Manifestações em Washington

EUA. A resposta à impotência é uma presença

A morte de George Floyd, as manifestações e os debates sobre racismo. Mas o que está em primeiro plano é uma grande «necessidade de viver, respirar». Uma contribuição do site CatholicPhilly.com
José Medina*

Um grito profundamente humano ecoa pelas nossas cidades. Mais uma vez, homens e mulheres de cor temem ser mortos indiscriminadamente por aqueles que têm a função de protegê-los e servi-los. Sentem-se impotentes.

Kareem Abdul-Jabbar explica isso numa contribuição publicada no Los Angeles Times: «Vendo os manifestantes negros na era de Trump e do Coronavírus, temos de nos dar conta de que são pessoas levadas ao limite, não porque queiram bares e salões de beleza abertos, mas porque querem viver, respirar».

Todos nos sentimos impotentes.

Um jeito comum de atenuar a impotência é identificar um inimigo e pensar em maneiras para levá-lo à submissão. Entrar na briga restaura a sensação de poder. Se não estamos na linha de frente, podemos ter a sensação de poder tuitando ou simplesmente comentando os males da sociedade.

Los Angeles

No entanto, isso não responde adequadamente ao grito dos manifestantes. A humilhação pública que se seguiu ao vídeo viralizado da reação de Amy Cooper a Christian Cooper, um homem negro no Central Park, não contribuiu para a erradicação do racismo.

Martin Luther King Jr. disse uma vez que poderíamos matar o assassino, mas não conseguiríamos eliminar o assassinato. A convicção de que liminar toda e qualquer pessoa racista violenta vá derrotar o racismo desconsidera um fato incontroverso: todos nós desejamos viver, e todos somos violentos, e até racistas.

Como disse King: «Há algo em cada um de nós que nos faz gritar com Goethe: “Há bastantes coisas em mim para fazer-me um cavalheiro e um velhaco”».

Todos nós desejamos viver, ser amados – e esses desejos não são estranhos nem ao policial que matou George Floyd. E somos todos violentos, com quem não conhecemos, e até com quem amamos.

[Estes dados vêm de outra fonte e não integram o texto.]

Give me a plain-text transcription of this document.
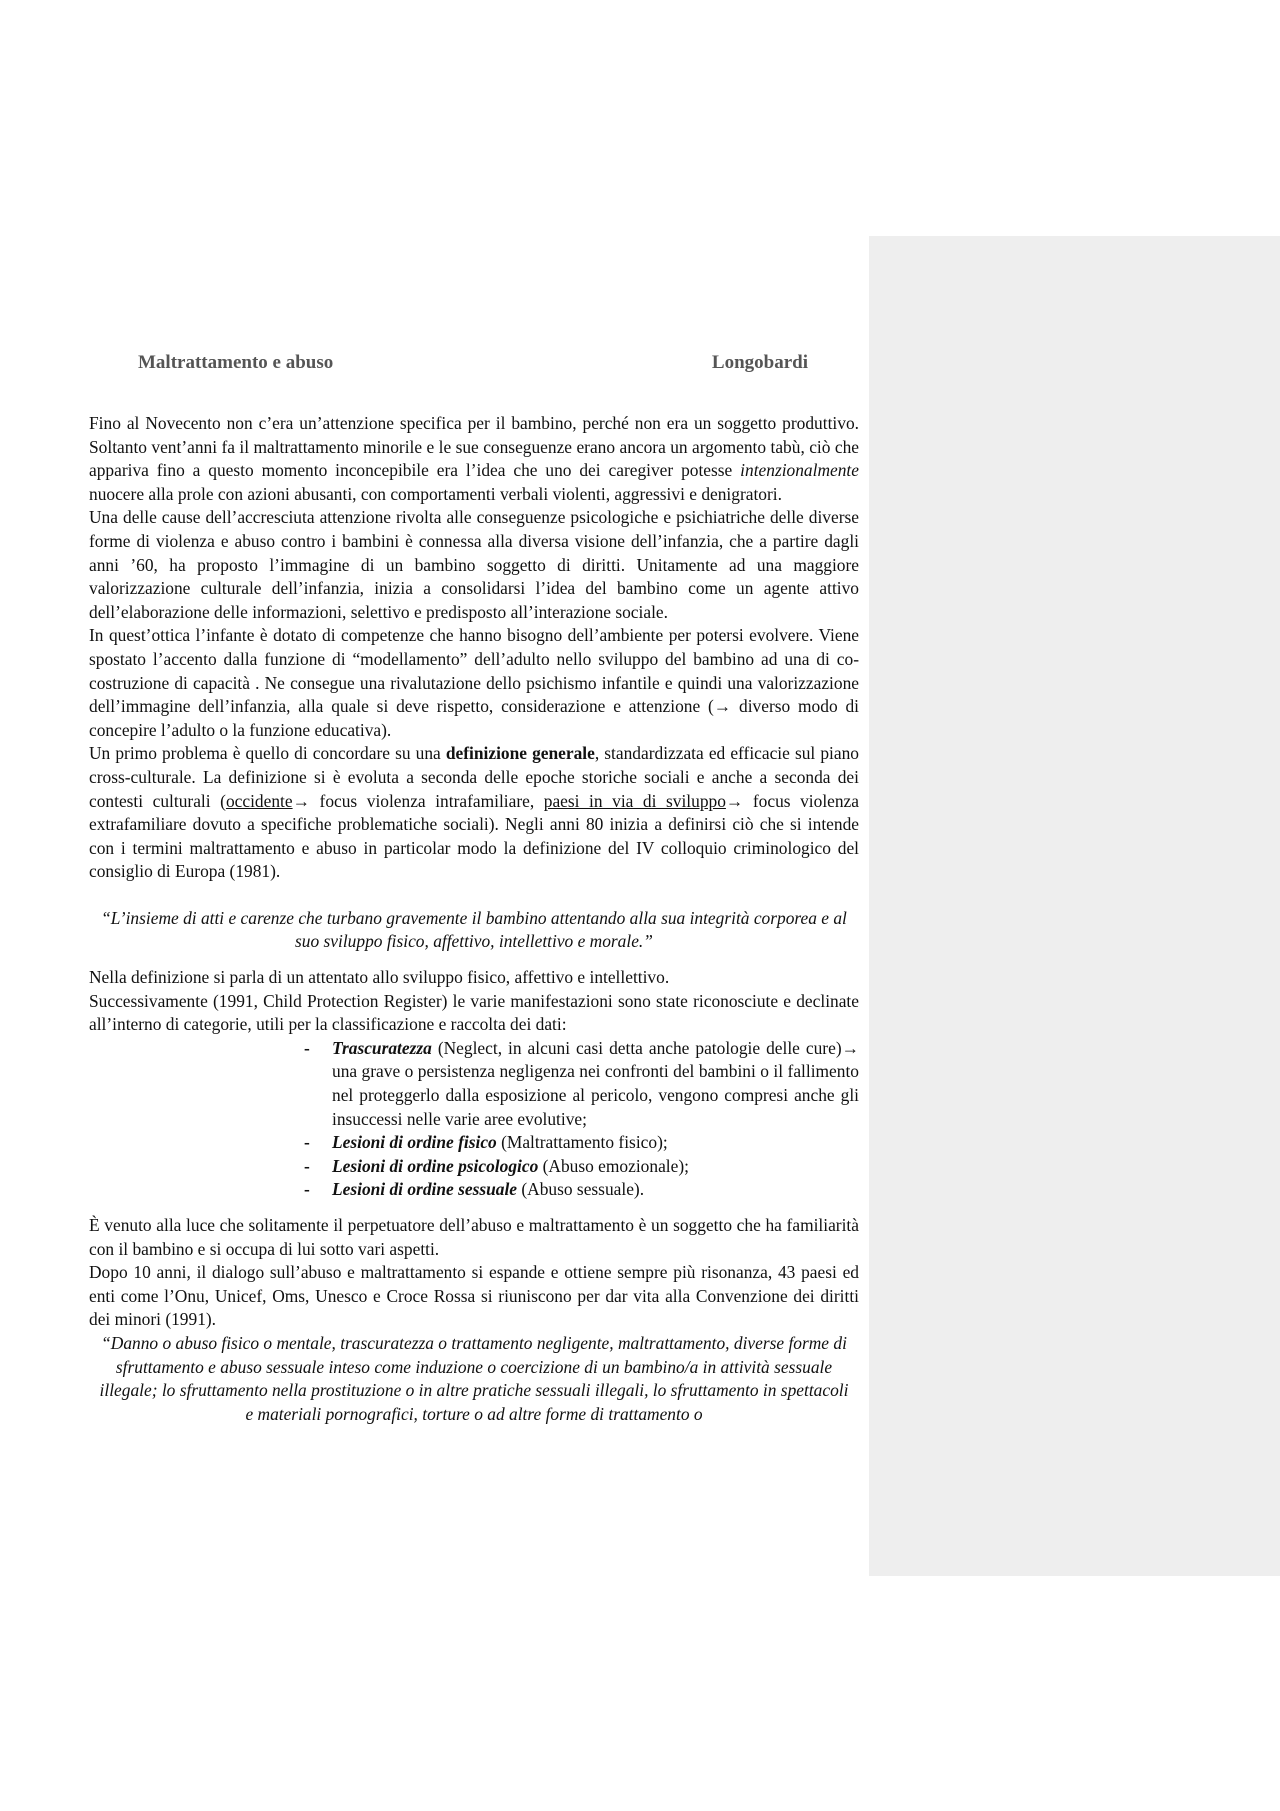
Maltrattamento e abuso	Longobardi

Fino al Novecento non c’era un’attenzione specifica per il bambino, perché non era un soggetto produttivo. Soltanto vent’anni fa il maltrattamento minorile e le sue conseguenze erano ancora un argomento tabù, ciò che appariva fino a questo momento inconcepibile era l’idea che uno dei caregiver potesse intenzionalmente nuocere alla prole con azioni abusanti, con comportamenti verbali violenti, aggressivi e denigratori.

Una delle cause dell’accresciuta attenzione rivolta alle conseguenze psicologiche e psichiatriche delle diverse forme di violenza e abuso contro i bambini è connessa alla diversa visione dell’infanzia, che a partire dagli anni ’60, ha proposto l’immagine di un bambino soggetto di diritti. Unitamente ad una maggiore valorizzazione culturale dell’infanzia, inizia a consolidarsi l’idea del bambino come un agente attivo dell’elaborazione delle informazioni, selettivo e predisposto all’interazione sociale.

In quest’ottica l’infante è dotato di competenze che hanno bisogno dell’ambiente per potersi evolvere. Viene spostato l’accento dalla funzione di “modellamento” dell’adulto nello sviluppo del bambino ad una di co-costruzione di capacità . Ne consegue una rivalutazione dello psichismo infantile e quindi una valorizzazione dell’immagine dell’infanzia, alla quale si deve rispetto, considerazione e attenzione (→ diverso modo di concepire l’adulto o la funzione educativa).

Un primo problema è quello di concordare su una definizione generale, standardizzata ed efficacie sul piano cross-culturale. La definizione si è evoluta a seconda delle epoche storiche sociali e anche a seconda dei contesti culturali (occidente→ focus violenza intrafamiliare, paesi in via di sviluppo→ focus violenza extrafamiliare dovuto a specifiche problematiche sociali). Negli anni 80 inizia a definirsi ciò che si intende con i termini maltrattamento e abuso in particolar modo la definizione del IV colloquio criminologico del consiglio di Europa (1981).

“L’insieme di atti e carenze che turbano gravemente il bambino attentando alla sua integrità corporea e al suo sviluppo fisico, affettivo, intellettivo e morale.”

Nella definizione si parla di un attentato allo sviluppo fisico, affettivo e intellettivo.

Successivamente (1991, Child Protection Register) le varie manifestazioni sono state riconosciute e declinate all’interno di categorie, utili per la classificazione e raccolta dei dati:

- Trascuratezza (Neglect, in alcuni casi detta anche patologie delle cure)→ una grave o persistenza negligenza nei confronti del bambini o il fallimento nel proteggerlo dalla esposizione al pericolo, vengono compresi anche gli insuccessi nelle varie aree evolutive;
- Lesioni di ordine fisico (Maltrattamento fisico);
- Lesioni di ordine psicologico (Abuso emozionale);
- Lesioni di ordine sessuale (Abuso sessuale).

È venuto alla luce che solitamente il perpetuatore dell’abuso e maltrattamento è un soggetto che ha familiarità con il bambino e si occupa di lui sotto vari aspetti.

Dopo 10 anni, il dialogo sull’abuso e maltrattamento si espande e ottiene sempre più risonanza, 43 paesi ed enti come l’Onu, Unicef, Oms, Unesco e Croce Rossa si riuniscono per dar vita alla Convenzione dei diritti dei minori (1991).

“Danno o abuso fisico o mentale, trascuratezza o trattamento negligente, maltrattamento, diverse forme di sfruttamento e abuso sessuale inteso come induzione o coercizione di un bambino/a in attività sessuale illegale; lo sfruttamento nella prostituzione o in altre pratiche sessuali illegali, lo sfruttamento in spettacoli e materiali pornografici, torture o ad altre forme di trattamento o
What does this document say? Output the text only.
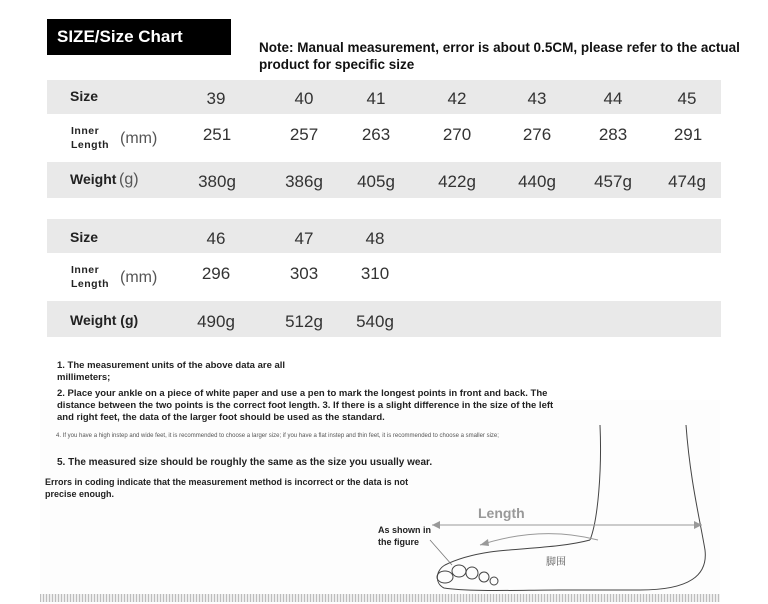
SIZE/Size Chart
Note: Manual measurement, error is about 0.5CM, please refer to the actual product for specific size
Size	39	40	41	42	43	44	45
Inner
Length (mm)	251	257	263	270	276	283	291
Weight (g)	380g	386g	405g	422g	440g	457g	474g
Size	46	47	48
Inner
Length (mm)	296	303	310
Weight (g)	490g	512g	540g
1. The measurement units of the above data are all millimeters;
2. Place your ankle on a piece of white paper and use a pen to mark the longest points in front and back. The distance between the two points is the correct foot length. 3. If there is a slight difference in the size of the left and right feet, the data of the larger foot should be used as the standard.
4. If you have a high instep and wide feet, it is recommended to choose a larger size; if you have a flat instep and thin feet, it is recommended to choose a smaller size;
5. The measured size should be roughly the same as the size you usually wear.
Errors in coding indicate that the measurement method is incorrect or the data is not precise enough.
Length
As shown in the figure
脚围
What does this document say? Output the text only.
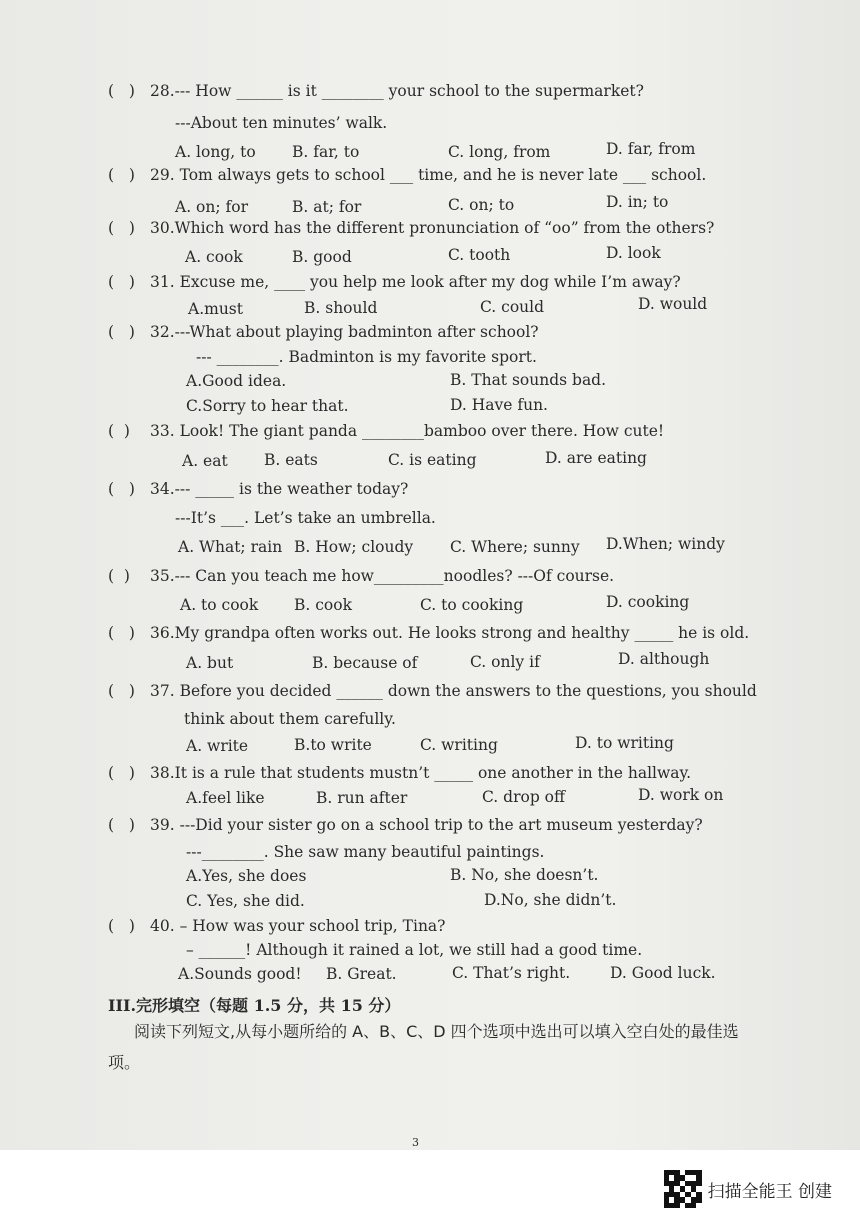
(   ) 28.--- How ______ is it ________ your school to the supermarket?
---About ten minutes’ walk.
A. long, to B. far, to	C. long, from	D. far, from
(   ) 29. Tom always gets to school ___ time, and he is never late ___ school.
A. on; for	B. at; for	C. on; to	D. in; to
(   ) 30.Which word has the different pronunciation of “oo” from the others?
A. cook	B. good	C. tooth	D. look
(   ) 31. Excuse me, ____ you help me look after my dog while I’m away?
A.must	B. should	C. could	D. would
(   ) 32.---What about playing badminton after school?
--- ________. Badminton is my favorite sport.
A.Good idea.	B. That sounds bad.
C.Sorry to hear that.	D. Have fun.
(  ) 33. Look! The giant panda ________bamboo over there. How cute!
A. eat B. eats	C. is eating	D. are eating
(   ) 34.--- _____ is the weather today?
---It’s ___. Let’s take an umbrella.
A. What; rain B. How; cloudy C. Where; sunny D.When; windy
(  ) 35.--- Can you teach me how_________noodles? ---Of course.
A. to cook B. cook	C. to cooking	D. cooking
(   ) 36.My grandpa often works out. He looks strong and healthy _____ he is old.
A. but	B. because of	C. only if	D. although
(   ) 37. Before you decided ______ down the answers to the questions, you should
think about them carefully.
A. write	B.to write	C. writing	D. to writing
(   ) 38.It is a rule that students mustn’t _____ one another in the hallway.
A.feel like	B. run after	C. drop off	D. work on
(   ) 39. ---Did your sister go on a school trip to the art museum yesterday?
---________. She saw many beautiful paintings.
A.Yes, she does	B. No, she doesn’t.
C. Yes, she did.	D.No, she didn’t.
(   ) 40. – How was your school trip, Tina?
– ______! Although it rained a lot, we still had a good time.
A.Sounds good! B. Great.	C. That’s right.	D. Good luck.
III.完形填空（每题 1.5 分，共 15 分）
阅读下列短文,从每小题所给的 A、B、C、D 四个选项中选出可以填入空白处的最佳选项。
3
扫描全能王 创建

Se formos honestos, podemos reconhecer em nós a mulher do parque, o policial e o manifestante violento. Isso aparece nos nossos posts de Facebook e Instagram, mas saímos impunes porque ninguém os registra.

Independentemente da condição social, da raça ou da religião, apesar do que fizemos ou somos capazes de fazer, todos nós temos em comum esse grito de protesto. Queremos viver, e não sabemos como. O que pode responder a esse grito humano?

Em 2017, Richard Preston, na época Mago Imperial do capítulo de Maryland da Ku Klux Klan, atirou contra um homem de cor durante os protestos em Charlottesville, em Virgínia. Em vez de condenar Preston drasticamente, Daryl Davis, um homem de cor, decidiu virar amigo dele, como fizera com muitos outros membros da KKK.

Um ano depois, a noiva de Preston convidou Davis a acompanhá-la ao altar em seu casamento. Como King, Davis acredita que só o amor tem o poder redentor de transformar homens e mulheres das mais “recalcitrantes” tendências. Sua ação evoca as palavras de King: «As trevas não podem espantar as trevas, só a luz pode fazê-lo. O ódio não pode espantar o ódio: só o amor pode fazê-lo».

Muita gente é cética em relação à atitude de Davis, muitos acham que a posição dele é inadequada no enfrentamento dos problemas endêmicos da nossa sociedade.

Durante um debate acalorado na reportagem “Accidental courtesy”, do Public Broadcast Service, Kwame Rose, um ativista do movimento Black Lives Matter, disse a Davis: «Pare de desperdiçar seu tempo entrando na casa das pessoas que não te amam». Mas a “presença” de Davis misteriosamente muda as pessoas.

Nos dias passados, comoveram-nos as imagens de agentes de polícia escutando aquele grito, unindo-se aos manifestantes, lendo as listas das pessoas mortas ou ajoelhando-se juntos em sinal de solidariedade pelas vítimas da violência ou do racismo.

Vimos como a resposta à impotência não é o poder, mas uma “presença” capaz de comunicar com o suposto inimigo. Se falta uma presença, a nossa impotência é assustadora.

A contribuição construtiva que podemos oferecer-nos uns aos outros neste momento dramático é escutar o grito, não escondê-lo por trás de soluções apressadas e compartilhar a nossa experiência de alguém que responde à nossa impotência e desperta a nossa humanidade. Só homens e mulheres conscientes de terem sido resgatados por uma presença é que poderão dar a vida a leis melhores e estruturas sociais mais humanas.